Access to the cloud compute resources (Amazon, Microsoft, Google, IBM, Rackspace, etc.) used for both private and public cloud as well as SaaS services is becoming an important part of any network design. The same is true for SD-WAN. As more organizations move to the cloud for their communications services (RingCentral, 8×8, Microsoft, Cisco, Vonage, etc.), there is a need for quality access to the datacenter locations for these services.
Direct connections into cloud datacenters are not generally possible with a premises-based SD-WAN. Organizations moving to cloud communications should look at either cloud-based SD-WANs, or alternatives for cloud access and SD-WAN from a core site to branches. One consideration is the impact on the quality for remote users that are routed through a corporate site to the cloud. For organizations looking for Communication as a Service (CaaS), a cloud-based SD-WAN would appear to be the best option.
Path privacy is a new aspect of IP based communications. It is an offshoot of cloud data storage. In data storage, data stored in a specific geographic area is subject to the laws (and subpoena/disclosure) laws in that geography. Similarly, real-time traffic may be captured or recorded in certain geographies. For example, communications can be recorded and subpoenaed in the US. EU privacy regulations conflict with US subpoena law, which is why most cloud providers have storage in the EU. And as a result, Swiss banks avoid certain countries when routing some types of traffic. With recordable VoIP and other media, the same level of control may emerge in the real-time space. Regional data storage is the precursor to managing paths for privacy.
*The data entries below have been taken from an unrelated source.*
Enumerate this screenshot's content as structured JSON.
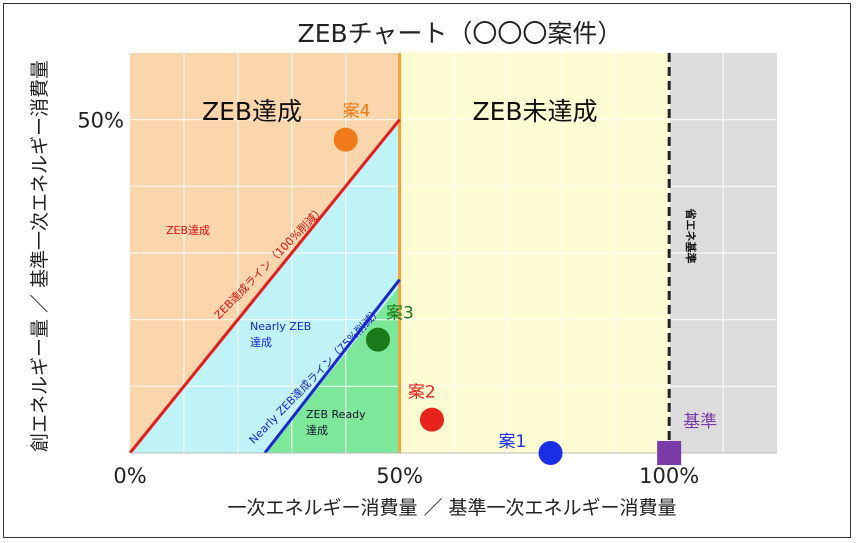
{
  "chart_data": {
    "type": "scatter",
    "title": "ZEBチャート（〇〇〇案件）",
    "xlabel": "一次エネルギー消費量 ／ 基準一次エネルギー消費量",
    "ylabel": "創エネルギー量 ／ 基準一次エネルギー消費量",
    "xlim": [
      0,
      120
    ],
    "ylim": [
      0,
      60
    ],
    "x_ticks": [
      {
        "value": 0,
        "label": "0%"
      },
      {
        "value": 50,
        "label": "50%"
      },
      {
        "value": 100,
        "label": "100%"
      }
    ],
    "y_ticks": [
      {
        "value": 50,
        "label": "50%"
      }
    ],
    "grid": true,
    "regions": {
      "achieved": "ZEB達成",
      "not_achieved": "ZEB未達成",
      "zeb_small": "ZEB達成",
      "nearly": "Nearly ZEB 達成",
      "ready": "ZEB Ready 達成",
      "energy_saving": "省エネ基準"
    },
    "lines": {
      "zeb_line": "ZEB達成ライン（100%削減）",
      "nearly_line": "Nearly ZEB達成ライン（75%削減）"
    },
    "points": [
      {
        "label": "案4",
        "x": 40,
        "y": 47,
        "color": "#f07a1a"
      },
      {
        "label": "案3",
        "x": 46,
        "y": 17,
        "color": "#1a7a1a"
      },
      {
        "label": "案2",
        "x": 56,
        "y": 5,
        "color": "#e8221c"
      },
      {
        "label": "案1",
        "x": 78,
        "y": 0,
        "color": "#1a2ee8"
      },
      {
        "label": "基準",
        "x": 100,
        "y": 0,
        "color": "#7a3aa8"
      }
    ]
  }
}
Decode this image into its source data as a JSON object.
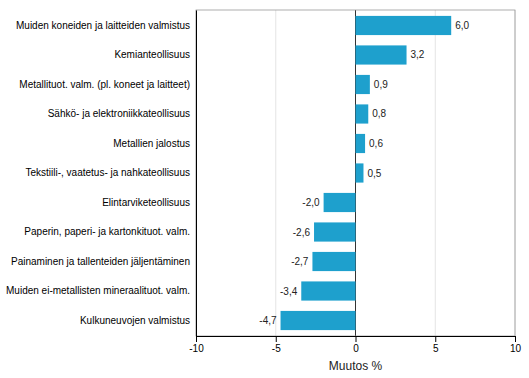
{
  "chart_data": {
    "type": "bar",
    "orientation": "horizontal",
    "categories": [
      "Muiden koneiden ja laitteiden valmistus",
      "Kemianteollisuus",
      "Metallituot. valm. (pl. koneet ja laitteet)",
      "Sähkö- ja elektroniikkateollisuus",
      "Metallien jalostus",
      "Tekstiili-, vaatetus- ja nahkateollisuus",
      "Elintarviketeollisuus",
      "Paperin, paperi- ja kartonkituot. valm.",
      "Painaminen ja tallenteiden jäljentäminen",
      "Muiden ei-metallisten mineraalituot. valm.",
      "Kulkuneuvojen valmistus"
    ],
    "values": [
      6.0,
      3.2,
      0.9,
      0.8,
      0.6,
      0.5,
      -2.0,
      -2.6,
      -2.7,
      -3.4,
      -4.7
    ],
    "value_labels": [
      "6,0",
      "3,2",
      "0,9",
      "0,8",
      "0,6",
      "0,5",
      "-2,0",
      "-2,6",
      "-2,7",
      "-3,4",
      "-4,7"
    ],
    "data_labels": true,
    "color": "#1ea0cd",
    "xlabel": "Muutos %",
    "xlim": [
      -10,
      10
    ],
    "xticks": [
      -10,
      -5,
      0,
      5,
      10
    ],
    "grid": true
  }
}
Path Privacy is designed to assure that the route a session follows can be defined and controlled so that specific conversation does not go through a geography that may be hostile.
The cloud-based architecture is generally going to be the best for managing the path of flows. Premise-based solutions do not generally have the tools to relate an IP path to a physical path. Generally, access carriers will have good route/geography data for their territory but often will not have good path management in other areas.
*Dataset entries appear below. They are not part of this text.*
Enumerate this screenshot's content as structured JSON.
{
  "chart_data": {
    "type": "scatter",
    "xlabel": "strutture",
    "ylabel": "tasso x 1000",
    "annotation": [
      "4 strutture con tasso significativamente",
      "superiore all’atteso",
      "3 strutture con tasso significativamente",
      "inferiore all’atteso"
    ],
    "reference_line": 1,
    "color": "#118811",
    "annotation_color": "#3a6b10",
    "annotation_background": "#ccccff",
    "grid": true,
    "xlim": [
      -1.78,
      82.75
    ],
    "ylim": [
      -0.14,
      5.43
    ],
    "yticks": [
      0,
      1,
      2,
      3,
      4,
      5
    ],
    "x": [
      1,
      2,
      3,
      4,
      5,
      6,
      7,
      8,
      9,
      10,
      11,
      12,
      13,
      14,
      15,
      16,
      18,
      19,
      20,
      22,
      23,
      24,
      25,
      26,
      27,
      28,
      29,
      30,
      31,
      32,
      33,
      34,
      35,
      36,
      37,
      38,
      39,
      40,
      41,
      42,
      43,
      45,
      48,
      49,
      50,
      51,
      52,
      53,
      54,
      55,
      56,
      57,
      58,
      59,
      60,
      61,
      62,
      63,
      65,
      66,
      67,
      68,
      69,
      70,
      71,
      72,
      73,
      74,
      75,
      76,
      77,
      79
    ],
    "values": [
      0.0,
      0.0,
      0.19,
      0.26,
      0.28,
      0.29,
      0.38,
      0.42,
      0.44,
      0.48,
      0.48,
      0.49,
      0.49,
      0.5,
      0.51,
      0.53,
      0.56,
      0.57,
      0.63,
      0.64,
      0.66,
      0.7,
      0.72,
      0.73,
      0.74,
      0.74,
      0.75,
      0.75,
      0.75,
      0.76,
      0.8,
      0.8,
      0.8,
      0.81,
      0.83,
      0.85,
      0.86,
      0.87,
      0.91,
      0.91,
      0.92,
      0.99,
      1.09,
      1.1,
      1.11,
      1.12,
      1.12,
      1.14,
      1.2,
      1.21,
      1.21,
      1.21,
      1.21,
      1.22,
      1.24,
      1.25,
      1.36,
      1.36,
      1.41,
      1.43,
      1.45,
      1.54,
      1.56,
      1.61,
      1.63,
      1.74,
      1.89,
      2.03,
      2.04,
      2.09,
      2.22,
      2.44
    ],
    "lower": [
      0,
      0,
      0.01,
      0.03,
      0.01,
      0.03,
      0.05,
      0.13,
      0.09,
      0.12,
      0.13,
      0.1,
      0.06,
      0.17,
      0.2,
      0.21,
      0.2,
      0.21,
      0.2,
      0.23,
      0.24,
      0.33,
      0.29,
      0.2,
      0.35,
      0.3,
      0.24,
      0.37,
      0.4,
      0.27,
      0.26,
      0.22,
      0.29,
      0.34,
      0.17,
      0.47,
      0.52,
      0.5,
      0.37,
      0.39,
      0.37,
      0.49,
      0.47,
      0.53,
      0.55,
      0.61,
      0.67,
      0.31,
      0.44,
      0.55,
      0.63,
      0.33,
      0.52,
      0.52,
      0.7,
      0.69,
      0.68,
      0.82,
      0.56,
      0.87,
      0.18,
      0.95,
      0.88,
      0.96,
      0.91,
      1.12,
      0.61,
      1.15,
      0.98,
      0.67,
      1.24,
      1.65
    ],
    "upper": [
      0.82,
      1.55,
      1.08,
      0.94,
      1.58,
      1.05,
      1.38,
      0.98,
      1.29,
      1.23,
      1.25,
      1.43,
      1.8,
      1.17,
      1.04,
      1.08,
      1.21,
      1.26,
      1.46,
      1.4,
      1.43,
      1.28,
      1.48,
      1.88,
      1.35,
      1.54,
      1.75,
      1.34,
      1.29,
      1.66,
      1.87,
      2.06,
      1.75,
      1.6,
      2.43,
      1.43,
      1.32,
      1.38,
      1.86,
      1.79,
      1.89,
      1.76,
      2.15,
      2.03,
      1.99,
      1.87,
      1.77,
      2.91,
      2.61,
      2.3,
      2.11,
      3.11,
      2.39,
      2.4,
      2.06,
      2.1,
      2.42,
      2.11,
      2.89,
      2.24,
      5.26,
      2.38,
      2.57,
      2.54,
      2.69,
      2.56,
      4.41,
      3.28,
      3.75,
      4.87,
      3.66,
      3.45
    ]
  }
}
The cloud-based SD-WAN players, with a large number of defined POPs, are in the best position to manage and control paths both to and especially between their POPs. In this case, for example, a video call from Europe to Mexico, for example, might be routed around the US as the set-up precluded the call being monitored by US authorities.
While all three basic SD-WAN architectures can carry voice and video, cloud-based SD-WANs seems to have the best set of characteristics for real-time data. The combination of flow management or media quality, tools, CaaS access, and path management seem suited to the broadest range of customers. The use of private interconnections between POPs is an architectural design that eliminates a level of variability and enhances real-time delivery. Pricing must be assessed, obviously, but from an architecture standpoint, cloud-based SD-WAN seems best positioned to address the range of challenges faced by anyone looking at UCaaS or other real-time applications.